If you save files locally or share them across a network, you'll probably just store the encrypted data in binary form. SecretAgent can automatically encode data in base64 or hexadecimal representations if you're relying on Internet mail or if you need ASCII-based encoding for any other reason. In addition to encryption, SecretAgent can sign your documents with DSS, although there's no way to sign documents without encrypting them.

AT&T also sells versions of SecretAgent that prevent users from generating their own keys and that also support an emergency-access key.

Installation is straightforward, thanks to a simple setup routine. We'd prefer that the manual spell out all the configuration steps, such as key generation, in one place rather than referring you to the on-line guide or part of another chapter. Likewise, the software should force users to back up their private keys because losing a private key could prove disastrous. The lack of an uninstall routine is a bit of a nuisance. Still, the process was relatively simple. We rated SecretAgent's installation good.

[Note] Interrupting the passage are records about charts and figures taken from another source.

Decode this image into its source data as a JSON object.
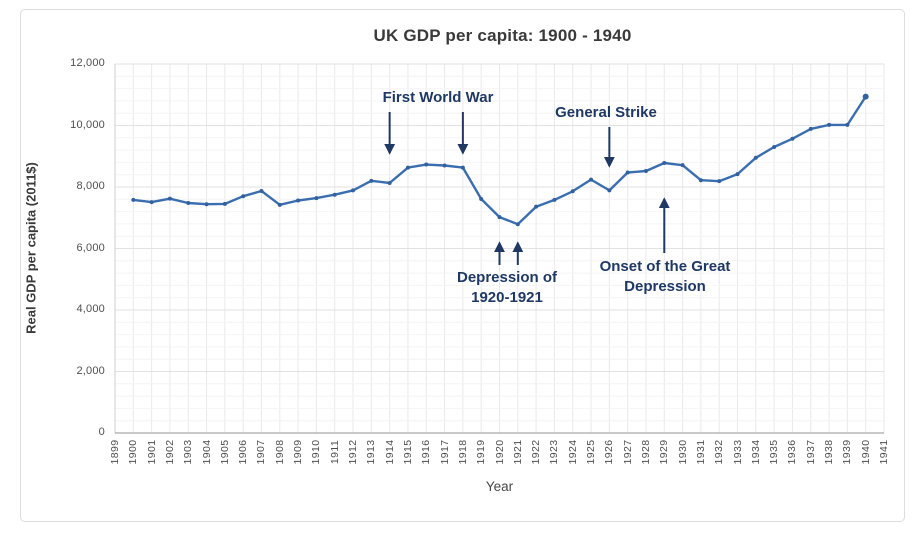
{
  "title": "UK GDP per capita: 1900 - 1940",
  "axes": {
    "x_label": "Year",
    "y_label": "Real GDP per capita (2011$)"
  },
  "chart_data": {
    "type": "line",
    "title": "UK GDP per capita: 1900 - 1940",
    "xlabel": "Year",
    "ylabel": "Real GDP per capita (2011$)",
    "xlim": [
      1899,
      1941
    ],
    "ylim": [
      0,
      12000
    ],
    "grid": true,
    "legend": false,
    "x": [
      1900,
      1901,
      1902,
      1903,
      1904,
      1905,
      1906,
      1907,
      1908,
      1909,
      1910,
      1911,
      1912,
      1913,
      1914,
      1915,
      1916,
      1917,
      1918,
      1919,
      1920,
      1921,
      1922,
      1923,
      1924,
      1925,
      1926,
      1927,
      1928,
      1929,
      1930,
      1931,
      1932,
      1933,
      1934,
      1935,
      1936,
      1937,
      1938,
      1939,
      1940
    ],
    "series": [
      {
        "name": "Real GDP per capita (2011$)",
        "values": [
          7580,
          7510,
          7620,
          7480,
          7440,
          7450,
          7700,
          7870,
          7420,
          7560,
          7640,
          7750,
          7890,
          8200,
          8130,
          8630,
          8730,
          8700,
          8630,
          7610,
          7020,
          6790,
          7360,
          7580,
          7860,
          8240,
          7890,
          8470,
          8520,
          8780,
          8710,
          8220,
          8190,
          8420,
          8950,
          9300,
          9570,
          9890,
          10020,
          10020,
          10940
        ]
      }
    ],
    "x_ticks": [
      1899,
      1900,
      1901,
      1902,
      1903,
      1904,
      1905,
      1906,
      1907,
      1908,
      1909,
      1910,
      1911,
      1912,
      1913,
      1914,
      1915,
      1916,
      1917,
      1918,
      1919,
      1920,
      1921,
      1922,
      1923,
      1924,
      1925,
      1926,
      1927,
      1928,
      1929,
      1930,
      1931,
      1932,
      1933,
      1934,
      1935,
      1936,
      1937,
      1938,
      1939,
      1940,
      1941
    ],
    "y_ticks": [
      {
        "value": 0,
        "label": "0"
      },
      {
        "value": 2000,
        "label": "2,000"
      },
      {
        "value": 4000,
        "label": "4,000"
      },
      {
        "value": 6000,
        "label": "6,000"
      },
      {
        "value": 8000,
        "label": "8,000"
      },
      {
        "value": 10000,
        "label": "10,000"
      },
      {
        "value": 12000,
        "label": "12,000"
      }
    ],
    "y_minor_step": 400,
    "colors": {
      "line": "#3a6eb0",
      "marker": "#33619e",
      "annotation": "#1f3864",
      "grid_vertical": "#e9e9e9",
      "grid_major": "#e2e2e2",
      "grid_minor": "#f4f4f4",
      "axis_bottom": "#a9a9a9",
      "axis_left": "#cfcfcf"
    }
  },
  "annotations": [
    {
      "id": "first-world-war",
      "label": "First World War",
      "arrow_years": [
        1914,
        1918
      ],
      "arrow_dir": "down",
      "arrow_from_y": 112,
      "arrow_to_y": 153
    },
    {
      "id": "general-strike",
      "label": "General Strike",
      "arrow_years": [
        1926
      ],
      "arrow_dir": "down",
      "arrow_from_y": 127,
      "arrow_to_y": 166
    },
    {
      "id": "depression-1920-1921",
      "label": "Depression of 1920-1921",
      "arrow_years": [
        1920,
        1921
      ],
      "arrow_dir": "up",
      "arrow_from_y": 265,
      "arrow_to_y": 243
    },
    {
      "id": "onset-great-depression",
      "label": "Onset of the Great Depression",
      "arrow_years": [
        1929
      ],
      "arrow_dir": "up",
      "arrow_from_y": 253,
      "arrow_to_y": 199
    }
  ]
}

There isn't much to administering SecretAgent. Users' preferences, such as automatically mailing encrypted files or changing encryption standards, are located in a single dialog box off SecretAgent's main screen. A separate key-management utility lets you merge public-key databases.

Like most of the other packages, SecretAgent doesn't give you many tools to enforce your company's standards. You can order the version that prevents users from generating their own keys, and SecretAgent can rely on external X.509 or other certificate servers. Inherent in the product, however, are a raft of supported standards -- everything from key generation to compression. While SecretAgent doesn't offer much in the way of centralized management, you shouldn't overlook the importance of letting organizations choose the security standards that are right for them. That's enough to boost SecretAgent's score to good.

Protecting Data
Encrypting files is easy. From the main screen, you simply add files to a list, click on the encrypt button and enter your pass phrase. You can manually remove the original file or have SecretAgent remove it automatically after encrypting. (AT&T claims compliance with DOD standards for erasing files.)

The program is actually a Windows 3.x executable, but it runs fine under Windows 95. However, it runs without the niceties of Windows 95, such as common dialog boxes for locating files.

Unlike some packages, Secret Agent has no facility for automatically encrypting files when you shut down, but it does come with macros for Word for Windows and WordPerfect that allow you to encrypt files from the programs' menus or toolbars. Despite the lack of automation, the interface is easy and earns a good score.

Sharing Data
SecretAgent is clearly geared toward corresponding with others. First and foremost, its public-key database makes encrypting documents for someone else's review a snap. The database is hardly sophisticated, but it gets the job done.

It will automatically send documents through either VIM- or MAPI-compliant e-mail packages -- a very nice touch. It will automatically sign encrypted documents and encode them for MIME format messages, although most e-mail products will do that for you anyway. A more flexible public-key database would help, but you can use SecretAgent with other databases, including X.500 servers. All this is just as easy as encrypting local files, so SecretAgent earns an excellent score for sharing data.

AT&T aims this product squarely at federal government users and those who do business with the government. The company's support of just about every federal guideline for security and products such as the Fortezza card makes it stand out from the crowd. While Secret-Agent automates virtually every aspect of sharing data with others, it is easy enough to use for keeping your local files private. The Windows 3.x interface does little for Windows 95 users, but the product runs fine on both platforms.